Waveform Learning for Next-Generation Wireless Communication Systems

TL;DR

This paper introduces a learning-based approach for designing waveforms and neural detectors in wireless systems, optimizing information rate while controlling spectral leakage and power, outperforming traditional methods in various channel conditions.

Contribution

It presents a novel joint waveform and detector design method that maximizes information rate with constraints on ACLR and PAPR, suitable for beyond-5G systems.

Findings

Significant reduction in ACLR and PAPR compared to traditional QAM and RRC.

Achieves higher or comparable data rates on multipath channels.

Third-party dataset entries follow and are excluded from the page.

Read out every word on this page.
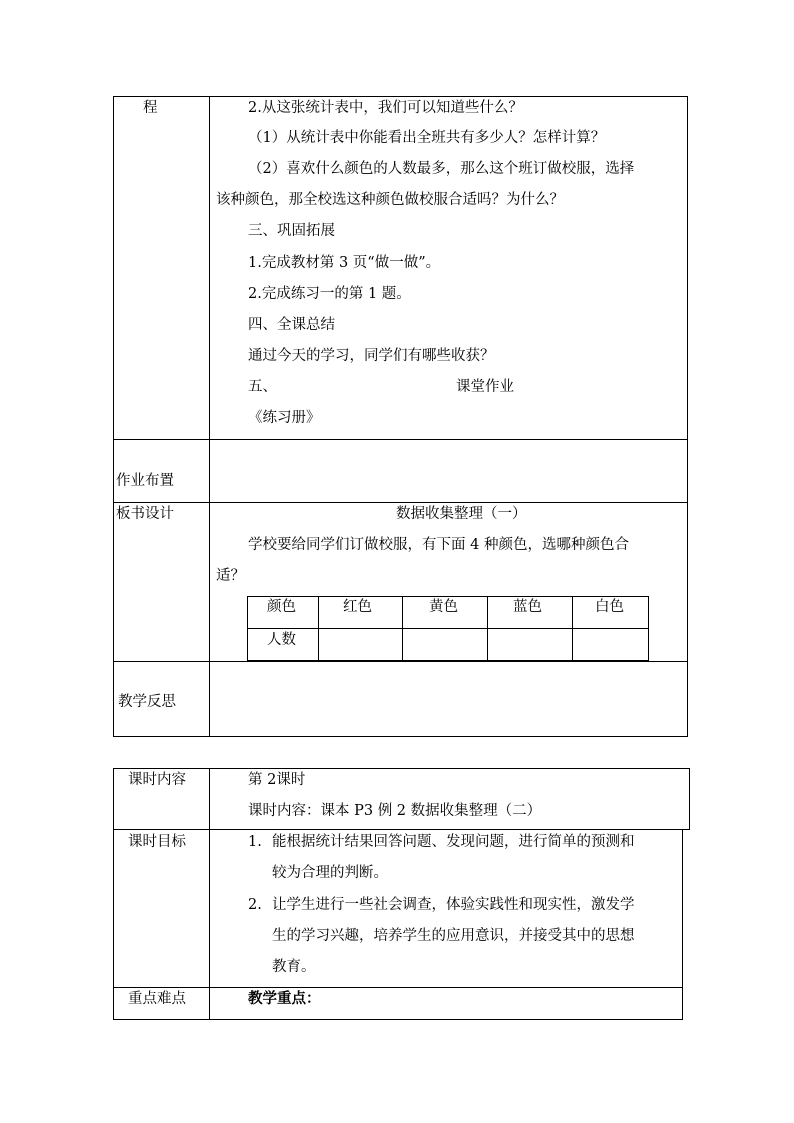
程	2.从这张统计表中，我们可以知道些什么？
（1）从统计表中你能看出全班共有多少人？怎样计算？
（2）喜欢什么颜色的人数最多，那么这个班订做校服，选择
该种颜色，那全校选这种颜色做校服合适吗？为什么？
三、巩固拓展
1.完成教材第 3 页“做一做”。
2.完成练习一的第 1 题。
四、全课总结
通过今天的学习，同学们有哪些收获？
五、	课堂作业
《练习册》
作业布置
板书设计	数据收集整理（一）
学校要给同学们订做校服，有下面 4 种颜色，选哪种颜色合
适？
颜色	红色	黄色	蓝色	白色
人数
教学反思
课时内容	第 2课时
课时内容：课本 P3 例 2 数据收集整理（二）
课时目标	1. 能根据统计结果回答问题、发现问题，进行简单的预测和
较为合理的判断。
2. 让学生进行一些社会调查，体验实践性和现实性，激发学
生的学习兴趣，培养学生的应用意识，并接受其中的思想
教育。
重点难点	教学重点：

No additional complexity on the transmitter side.

Abstract

We propose a learning-based method for the joint design of a transmit and receive filter, the constellation geometry and associated bit labeling, as well as a neural network (NN)-based detector. The method maximizes an achievable information rate, while simultaneously satisfying constraints on the adjacent channel leakage ratio (ACLR) and peak-to-average power ratio (PAPR). This allows control of the tradeoff between spectral containment, peak power, and communication rate. Evaluation on an additive white Gaussian noise (AWGN) channel shows significant reduction of ACLR and PAPR compared to a conventional baseline relying on quadrature amplitude modulation (QAM) and root-raised-cosine (RRC), without significant loss of information rate. When considering a 3rd Generation Partnership Project (3GPP) multipath channel, the learned waveform and neural receiver enable competitive or higher rates than an orthogonal frequency division multiplexing (OFDM) baseline, while reducing the ACLR by 10 dB and the PAPR by 2 dB. The proposed method incurs no additional complexity on the transmitter side and might be an attractive tool for waveform design of beyond-5G systems.